A note on using these antidotes in meditation: To me, they fall more within the spectrum of contemplation (conceptual) than meditation per se, so the way I tend to apply these instructions is to begin meditation sessions by working with the antidote, then at some point let it go of it and just rest the mind however I am used to resting it (open awareness, following the breath, receptivity to sensory perceptions such as sound, etc.).

I feel this focus on our strongest affliction can also be applied in other kinds of practice we do, such as Vajrasattva, Green Tara, Medicine Buddha, Chenrezig, etc.

And if we find that we are subject to all the afflictions equally, or we can’t seem to identify which one is strongest? In those cases, Gampopa advises that we simply work with the breath by counting or following it. Ringu Tulku says any kind of calm abiding fulfills this instruction.
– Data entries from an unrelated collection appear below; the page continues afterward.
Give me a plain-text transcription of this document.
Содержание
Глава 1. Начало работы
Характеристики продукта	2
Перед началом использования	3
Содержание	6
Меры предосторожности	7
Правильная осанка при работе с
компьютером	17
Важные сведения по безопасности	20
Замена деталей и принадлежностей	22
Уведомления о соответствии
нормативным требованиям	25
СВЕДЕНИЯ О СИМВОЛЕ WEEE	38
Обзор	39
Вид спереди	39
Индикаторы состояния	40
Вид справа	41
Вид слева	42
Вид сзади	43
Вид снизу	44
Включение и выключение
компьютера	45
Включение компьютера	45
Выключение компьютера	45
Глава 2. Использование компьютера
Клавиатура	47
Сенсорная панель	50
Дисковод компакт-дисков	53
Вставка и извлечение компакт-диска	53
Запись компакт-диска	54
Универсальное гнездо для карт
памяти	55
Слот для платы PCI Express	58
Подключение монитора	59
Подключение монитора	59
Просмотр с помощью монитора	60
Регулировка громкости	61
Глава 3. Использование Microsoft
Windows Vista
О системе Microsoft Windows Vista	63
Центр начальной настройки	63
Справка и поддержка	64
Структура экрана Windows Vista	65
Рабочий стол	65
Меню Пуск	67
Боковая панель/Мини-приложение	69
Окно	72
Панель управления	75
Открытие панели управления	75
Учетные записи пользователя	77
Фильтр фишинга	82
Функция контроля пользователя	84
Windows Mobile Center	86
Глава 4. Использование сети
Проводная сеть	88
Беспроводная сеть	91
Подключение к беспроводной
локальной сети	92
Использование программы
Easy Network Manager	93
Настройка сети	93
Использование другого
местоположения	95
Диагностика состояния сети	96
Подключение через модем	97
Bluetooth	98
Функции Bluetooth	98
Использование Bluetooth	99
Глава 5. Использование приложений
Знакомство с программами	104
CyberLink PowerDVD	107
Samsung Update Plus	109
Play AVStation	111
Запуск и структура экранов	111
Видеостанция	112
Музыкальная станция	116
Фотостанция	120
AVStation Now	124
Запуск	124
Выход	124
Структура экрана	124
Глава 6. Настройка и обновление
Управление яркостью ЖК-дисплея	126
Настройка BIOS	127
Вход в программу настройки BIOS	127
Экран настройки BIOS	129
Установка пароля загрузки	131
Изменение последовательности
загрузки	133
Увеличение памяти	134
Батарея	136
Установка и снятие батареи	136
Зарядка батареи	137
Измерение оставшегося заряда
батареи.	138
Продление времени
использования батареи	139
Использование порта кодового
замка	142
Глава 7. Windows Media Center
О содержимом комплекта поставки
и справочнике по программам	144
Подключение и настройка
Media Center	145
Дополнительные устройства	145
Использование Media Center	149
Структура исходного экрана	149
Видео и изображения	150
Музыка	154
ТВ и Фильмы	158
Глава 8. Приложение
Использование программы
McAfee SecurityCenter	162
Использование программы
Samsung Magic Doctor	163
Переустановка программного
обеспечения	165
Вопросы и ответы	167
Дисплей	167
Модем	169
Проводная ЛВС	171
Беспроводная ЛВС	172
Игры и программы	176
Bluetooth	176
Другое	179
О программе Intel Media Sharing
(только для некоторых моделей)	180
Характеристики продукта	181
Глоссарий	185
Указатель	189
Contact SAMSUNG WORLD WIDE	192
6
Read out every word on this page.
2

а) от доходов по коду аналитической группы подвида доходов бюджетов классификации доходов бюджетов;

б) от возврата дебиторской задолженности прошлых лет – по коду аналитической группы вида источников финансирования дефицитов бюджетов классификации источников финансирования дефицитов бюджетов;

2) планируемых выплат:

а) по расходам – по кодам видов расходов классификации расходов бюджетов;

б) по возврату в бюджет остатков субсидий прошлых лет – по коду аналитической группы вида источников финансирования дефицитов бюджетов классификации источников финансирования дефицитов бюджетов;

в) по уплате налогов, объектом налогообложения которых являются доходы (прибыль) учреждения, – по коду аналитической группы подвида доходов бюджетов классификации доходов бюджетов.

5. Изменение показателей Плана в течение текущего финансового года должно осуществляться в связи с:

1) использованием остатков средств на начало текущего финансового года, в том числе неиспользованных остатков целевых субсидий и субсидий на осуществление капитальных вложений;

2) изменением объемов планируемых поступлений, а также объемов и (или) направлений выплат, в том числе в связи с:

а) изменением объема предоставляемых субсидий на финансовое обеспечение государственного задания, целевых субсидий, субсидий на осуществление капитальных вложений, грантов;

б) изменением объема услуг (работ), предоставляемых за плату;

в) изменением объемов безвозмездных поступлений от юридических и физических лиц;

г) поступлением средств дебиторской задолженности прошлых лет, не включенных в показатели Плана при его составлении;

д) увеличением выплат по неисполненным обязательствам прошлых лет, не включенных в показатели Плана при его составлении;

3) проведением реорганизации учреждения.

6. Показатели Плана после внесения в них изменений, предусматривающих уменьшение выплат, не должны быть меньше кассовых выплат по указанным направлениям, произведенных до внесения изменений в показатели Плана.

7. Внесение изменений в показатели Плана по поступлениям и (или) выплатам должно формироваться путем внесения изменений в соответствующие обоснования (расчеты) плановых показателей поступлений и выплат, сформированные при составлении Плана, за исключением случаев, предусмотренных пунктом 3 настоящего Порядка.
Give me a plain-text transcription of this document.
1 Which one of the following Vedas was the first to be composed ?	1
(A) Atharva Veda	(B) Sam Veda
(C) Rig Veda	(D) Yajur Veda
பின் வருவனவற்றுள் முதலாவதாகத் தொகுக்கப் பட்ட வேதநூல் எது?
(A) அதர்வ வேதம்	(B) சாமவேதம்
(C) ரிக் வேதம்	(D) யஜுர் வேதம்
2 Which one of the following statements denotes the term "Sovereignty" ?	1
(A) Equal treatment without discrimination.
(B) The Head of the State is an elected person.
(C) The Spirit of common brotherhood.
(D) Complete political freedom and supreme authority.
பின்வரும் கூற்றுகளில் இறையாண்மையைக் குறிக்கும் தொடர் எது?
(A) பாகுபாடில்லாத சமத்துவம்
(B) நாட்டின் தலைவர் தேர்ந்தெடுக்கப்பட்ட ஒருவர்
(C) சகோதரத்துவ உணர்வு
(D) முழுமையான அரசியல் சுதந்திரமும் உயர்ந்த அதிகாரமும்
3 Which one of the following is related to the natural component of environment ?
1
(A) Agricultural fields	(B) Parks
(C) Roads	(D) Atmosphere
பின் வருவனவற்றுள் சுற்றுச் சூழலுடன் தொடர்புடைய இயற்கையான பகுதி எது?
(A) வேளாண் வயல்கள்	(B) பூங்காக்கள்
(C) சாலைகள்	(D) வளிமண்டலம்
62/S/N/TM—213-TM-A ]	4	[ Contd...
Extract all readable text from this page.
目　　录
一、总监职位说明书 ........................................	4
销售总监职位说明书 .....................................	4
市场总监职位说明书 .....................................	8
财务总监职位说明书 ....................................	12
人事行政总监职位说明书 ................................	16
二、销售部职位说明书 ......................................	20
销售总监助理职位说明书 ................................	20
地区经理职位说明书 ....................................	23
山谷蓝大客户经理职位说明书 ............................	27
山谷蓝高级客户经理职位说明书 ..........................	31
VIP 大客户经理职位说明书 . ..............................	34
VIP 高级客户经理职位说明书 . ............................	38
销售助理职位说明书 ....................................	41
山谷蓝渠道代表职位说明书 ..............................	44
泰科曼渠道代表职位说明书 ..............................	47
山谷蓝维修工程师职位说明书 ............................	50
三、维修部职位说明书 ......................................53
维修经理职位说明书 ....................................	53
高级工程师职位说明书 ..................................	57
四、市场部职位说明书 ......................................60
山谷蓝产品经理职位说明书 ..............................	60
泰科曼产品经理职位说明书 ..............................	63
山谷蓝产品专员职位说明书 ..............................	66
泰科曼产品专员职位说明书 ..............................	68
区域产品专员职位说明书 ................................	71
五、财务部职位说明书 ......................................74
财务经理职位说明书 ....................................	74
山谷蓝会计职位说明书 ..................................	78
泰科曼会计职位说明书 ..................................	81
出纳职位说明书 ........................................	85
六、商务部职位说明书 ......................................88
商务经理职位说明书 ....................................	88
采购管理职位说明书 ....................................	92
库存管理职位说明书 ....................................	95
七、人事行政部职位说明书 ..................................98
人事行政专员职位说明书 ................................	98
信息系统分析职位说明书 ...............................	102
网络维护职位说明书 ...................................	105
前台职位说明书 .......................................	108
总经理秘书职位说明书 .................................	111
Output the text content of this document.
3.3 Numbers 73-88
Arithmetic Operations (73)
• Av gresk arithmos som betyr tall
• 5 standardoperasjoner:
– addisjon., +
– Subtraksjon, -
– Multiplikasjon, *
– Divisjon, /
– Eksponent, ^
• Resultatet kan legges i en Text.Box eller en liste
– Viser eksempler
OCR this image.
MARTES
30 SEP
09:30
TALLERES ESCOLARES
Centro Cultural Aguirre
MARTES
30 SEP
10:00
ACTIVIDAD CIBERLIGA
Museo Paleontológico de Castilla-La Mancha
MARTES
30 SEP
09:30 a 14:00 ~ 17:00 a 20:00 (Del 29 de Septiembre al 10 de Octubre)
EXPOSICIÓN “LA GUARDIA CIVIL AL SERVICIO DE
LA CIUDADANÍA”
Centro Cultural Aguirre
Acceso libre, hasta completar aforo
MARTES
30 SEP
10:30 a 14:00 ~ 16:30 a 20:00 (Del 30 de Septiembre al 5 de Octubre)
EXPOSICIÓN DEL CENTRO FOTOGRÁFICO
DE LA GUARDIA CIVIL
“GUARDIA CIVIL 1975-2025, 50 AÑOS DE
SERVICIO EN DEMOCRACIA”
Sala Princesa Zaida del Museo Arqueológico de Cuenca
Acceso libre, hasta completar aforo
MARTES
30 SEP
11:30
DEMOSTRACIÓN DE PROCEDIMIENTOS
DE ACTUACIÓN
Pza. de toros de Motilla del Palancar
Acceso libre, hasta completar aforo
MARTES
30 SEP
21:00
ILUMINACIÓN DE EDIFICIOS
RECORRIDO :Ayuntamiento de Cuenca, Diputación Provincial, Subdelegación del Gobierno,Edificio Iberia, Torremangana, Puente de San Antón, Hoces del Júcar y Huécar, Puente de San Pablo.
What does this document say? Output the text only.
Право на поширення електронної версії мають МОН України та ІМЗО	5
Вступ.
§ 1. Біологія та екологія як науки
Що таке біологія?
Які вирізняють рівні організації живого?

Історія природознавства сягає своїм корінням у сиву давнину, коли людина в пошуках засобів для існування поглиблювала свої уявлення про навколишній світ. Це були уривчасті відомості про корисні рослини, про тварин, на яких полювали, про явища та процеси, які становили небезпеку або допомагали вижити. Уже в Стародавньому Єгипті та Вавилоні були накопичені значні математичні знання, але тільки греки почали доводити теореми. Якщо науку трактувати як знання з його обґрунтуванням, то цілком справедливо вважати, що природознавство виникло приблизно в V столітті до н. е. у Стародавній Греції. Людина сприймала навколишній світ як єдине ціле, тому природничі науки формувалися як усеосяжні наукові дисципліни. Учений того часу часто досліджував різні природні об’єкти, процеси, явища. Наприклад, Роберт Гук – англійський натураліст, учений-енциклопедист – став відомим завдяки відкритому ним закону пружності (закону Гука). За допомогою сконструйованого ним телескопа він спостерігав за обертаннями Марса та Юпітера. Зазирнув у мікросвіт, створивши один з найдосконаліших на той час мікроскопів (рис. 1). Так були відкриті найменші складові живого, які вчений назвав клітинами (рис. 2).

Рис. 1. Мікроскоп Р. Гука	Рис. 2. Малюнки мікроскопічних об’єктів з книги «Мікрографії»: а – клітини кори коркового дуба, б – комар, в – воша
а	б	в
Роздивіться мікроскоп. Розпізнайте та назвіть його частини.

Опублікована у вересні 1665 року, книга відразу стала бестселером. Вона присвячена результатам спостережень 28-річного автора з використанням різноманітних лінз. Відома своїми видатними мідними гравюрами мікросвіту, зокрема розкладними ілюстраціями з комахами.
Homework: Having become somewhat familiar with the 12 links of interdependence, we could identify a particular habitual pattern we are subject to — from an inability to resist ice cream to an argument we fall into again and again — and trace it through the 12 links, from initial awareness of ourself as a separate entity with opinions and cravings, to the first impulse toward our object, all the way through when it starts to fall apart (decay and death)….and then watch ourselves start the same cycle all over again. This won’t be scientific — we may not be clear on the definition of some links, or able to apply some of them precisely to phases of our unfolding experience — but I think it might help us gain an overall sense of how the 12 links manifest in our day to day experience. And we may not be able to do it in real time, as the whole process can happen very quickly. But it’s helpful to analyze our experience even if it’s well underway, or even in hindsight. And eventually, from time to time, we may find ourselves remembering emptiness as the cycle begins.